A formal continuity test was performed using the method described in Schraiber 2018 [9]. Prior to the analysis, we fitted alpha and beta priors to the discrete reference allele frequencies. Files of ancestral alleles were downloaded from the following source: ftp://ftp.1000genomes.ebi.ac.uk/vol1/ftp/phase1/analysis_results/supporting/ancestral_alignments/. We restricted the analyses to sites with high-confidence calls where the ancestral state is supported by all sequence comparisons. We also did not include alleles with the frequency 0 or 1 in the modern population. Thus, for tests of population continuity with capture data, we were able to use 685,797 SNPs. For shotgun data, prior to running the analyses, we performed LD pruning with the option–indep-pairwise 200 25 0.4 and further random subsampling of half of the remaining SNPs. This resulted in 1,826,787 SNPs available in the test of population continuity.
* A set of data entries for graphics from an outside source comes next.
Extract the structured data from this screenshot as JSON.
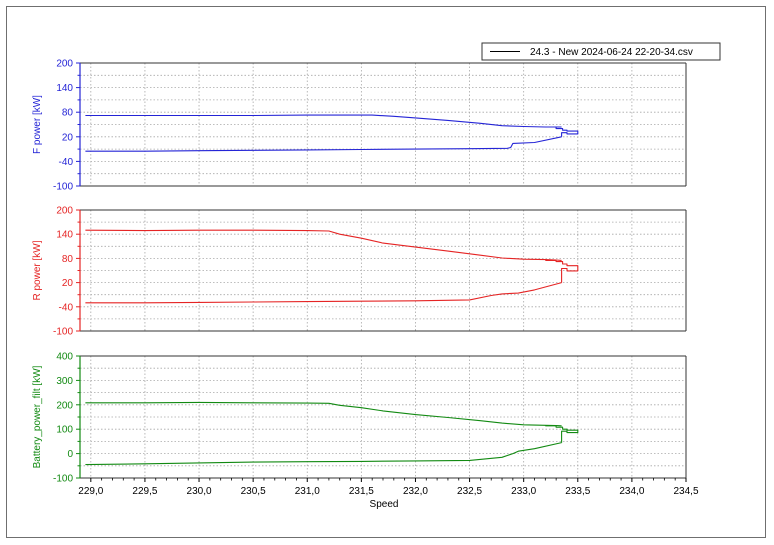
{
  "chart_data": {
    "type": "line",
    "xlabel": "Speed",
    "xlim": [
      228.9,
      234.5
    ],
    "xticks": [
      "229,0",
      "229,5",
      "230,0",
      "230,5",
      "231,0",
      "231,5",
      "232,0",
      "232,5",
      "233,0",
      "233,5",
      "234,0",
      "234,5"
    ],
    "xtick_values": [
      229.0,
      229.5,
      230.0,
      230.5,
      231.0,
      231.5,
      232.0,
      232.5,
      233.0,
      233.5,
      234.0,
      234.5
    ],
    "grid": true,
    "legend": {
      "placement": "top-right",
      "entries": [
        {
          "label": "24.3 - New 2024-06-24 22-20-34.csv",
          "color": "#000000"
        }
      ]
    },
    "panels": [
      {
        "id": "f-power",
        "ylabel": "F power [kW]",
        "color": "#2424d6",
        "ylim": [
          -100,
          200
        ],
        "yticks": [
          -100,
          -40,
          20,
          80,
          140,
          200
        ],
        "series": [
          {
            "x": [
              228.95,
              229.5,
              230.0,
              230.5,
              231.0,
              231.3,
              231.6,
              231.8,
              232.0,
              232.3,
              232.6,
              232.8,
              233.0,
              233.2,
              233.25,
              233.3,
              233.35
            ],
            "y": [
              72,
              72,
              72,
              72,
              73,
              73,
              73,
              70,
              66,
              60,
              53,
              47,
              45,
              44,
              44,
              44,
              44
            ]
          },
          {
            "x": [
              233.2,
              233.3,
              233.3,
              233.36,
              233.36,
              233.4,
              233.4,
              233.5,
              233.5,
              233.4,
              233.4,
              233.35,
              233.35
            ],
            "y": [
              44,
              44,
              40,
              40,
              36,
              36,
              34,
              34,
              27,
              27,
              30,
              30,
              20
            ]
          },
          {
            "x": [
              233.35,
              233.1,
              232.9,
              232.88,
              232.85,
              232.5,
              232.0,
              231.5,
              231.0,
              230.5,
              230.0,
              229.5,
              228.95
            ],
            "y": [
              20,
              6,
              4,
              -6,
              -8,
              -9,
              -10,
              -11,
              -12,
              -13,
              -14,
              -15,
              -15
            ]
          }
        ]
      },
      {
        "id": "r-power",
        "ylabel": "R power [kW]",
        "color": "#e52424",
        "ylim": [
          -100,
          200
        ],
        "yticks": [
          -100,
          -40,
          20,
          80,
          140,
          200
        ],
        "series": [
          {
            "x": [
              228.95,
              229.5,
              230.0,
              230.5,
              231.0,
              231.2,
              231.3,
              231.5,
              231.7,
              232.0,
              232.3,
              232.6,
              232.8,
              233.0,
              233.2,
              233.3,
              233.35
            ],
            "y": [
              150,
              149,
              150,
              150,
              149,
              148,
              140,
              130,
              118,
              108,
              98,
              88,
              81,
              78,
              77,
              76,
              75
            ]
          },
          {
            "x": [
              233.2,
              233.3,
              233.3,
              233.36,
              233.36,
              233.4,
              233.4,
              233.5,
              233.5,
              233.4,
              233.4,
              233.35,
              233.35
            ],
            "y": [
              75,
              75,
              72,
              72,
              66,
              66,
              62,
              62,
              49,
              49,
              55,
              55,
              20
            ]
          },
          {
            "x": [
              233.35,
              233.1,
              232.95,
              232.8,
              232.7,
              232.5,
              232.0,
              231.5,
              231.0,
              230.5,
              230.0,
              229.5,
              228.95
            ],
            "y": [
              20,
              2,
              -6,
              -8,
              -12,
              -23,
              -25,
              -26,
              -27,
              -28,
              -29,
              -30,
              -30
            ]
          }
        ]
      },
      {
        "id": "battery-power",
        "ylabel": "Battery_power_filt [kW]",
        "color": "#128a12",
        "ylim": [
          -100,
          400
        ],
        "yticks": [
          -100,
          0,
          100,
          200,
          300,
          400
        ],
        "series": [
          {
            "x": [
              228.95,
              229.5,
              230.0,
              230.5,
              231.0,
              231.2,
              231.3,
              231.5,
              231.7,
              232.0,
              232.3,
              232.6,
              232.8,
              233.0,
              233.2,
              233.3,
              233.35
            ],
            "y": [
              208,
              208,
              210,
              208,
              207,
              206,
              198,
              188,
              175,
              160,
              148,
              135,
              125,
              118,
              116,
              115,
              114
            ]
          },
          {
            "x": [
              233.2,
              233.3,
              233.3,
              233.36,
              233.36,
              233.4,
              233.4,
              233.5,
              233.5,
              233.4,
              233.4,
              233.35,
              233.35
            ],
            "y": [
              114,
              114,
              108,
              108,
              100,
              100,
              96,
              96,
              86,
              86,
              92,
              92,
              45
            ]
          },
          {
            "x": [
              233.35,
              233.1,
              232.95,
              232.9,
              232.8,
              232.5,
              232.0,
              231.5,
              231.0,
              230.5,
              230.0,
              229.5,
              228.95
            ],
            "y": [
              45,
              20,
              10,
              0,
              -15,
              -28,
              -30,
              -32,
              -33,
              -35,
              -38,
              -42,
              -45
            ]
          }
        ]
      }
    ]
  }
}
To date the time of admixture, we used ALDER [36] (version 1.03) with mindis 0.005. We processed FASTQ data on 23 Sardinian samples from Human Genome Diversity Project (HGDP)-CEPH panel [37] with the similar pipeline as for modern Armenian genomes. We combined those with data on 99 Armenians from Haber et al [2] genotyped for 710,870 snps.
Data accessibility
Raw reads and BAM files are available for download through the accession number (will be available upon the publication).
Authors’ contributions
A.M., A.H. and L.Y. conceived and designed the study. L.Y. and Z.K. collected the data. A.H. performed the bulk of the bioinformatics and statistical analyses under the supervision of A.M. as well as prepared all the figures. E.J., P.M.D., J.S., A.Hak., As.M., H.S., and L.S. contributed to the analyses. A.H. and A.M. wrote the manuscript; all authors contributed to its editing and approved the final version.
Competing interests
We declare that we have competing interests.
Funding
L.Y and Z.K. thank the Science Committee of the Ministry of Education and Science of Armenia for financial support (research project № 18T-1F186). A.H. was supported by ACTIVITY 5 of the ESF DoRa PROGRAMME, Calouste Gulbenkian Foundation and Foundation for Armenian Science and Technology (FAST). We also thank the High Performance Computing Center of the University of Tartu for the provision of computational facilities. A.M., P.M.D. and E.J. were supported by the ERC Consolidator Grant 647797 “LocalAdaptation”.
Footnotes
Electronic supplementary material is available online here ()
Acknowledgements
We thank the volunteers for their support for this research.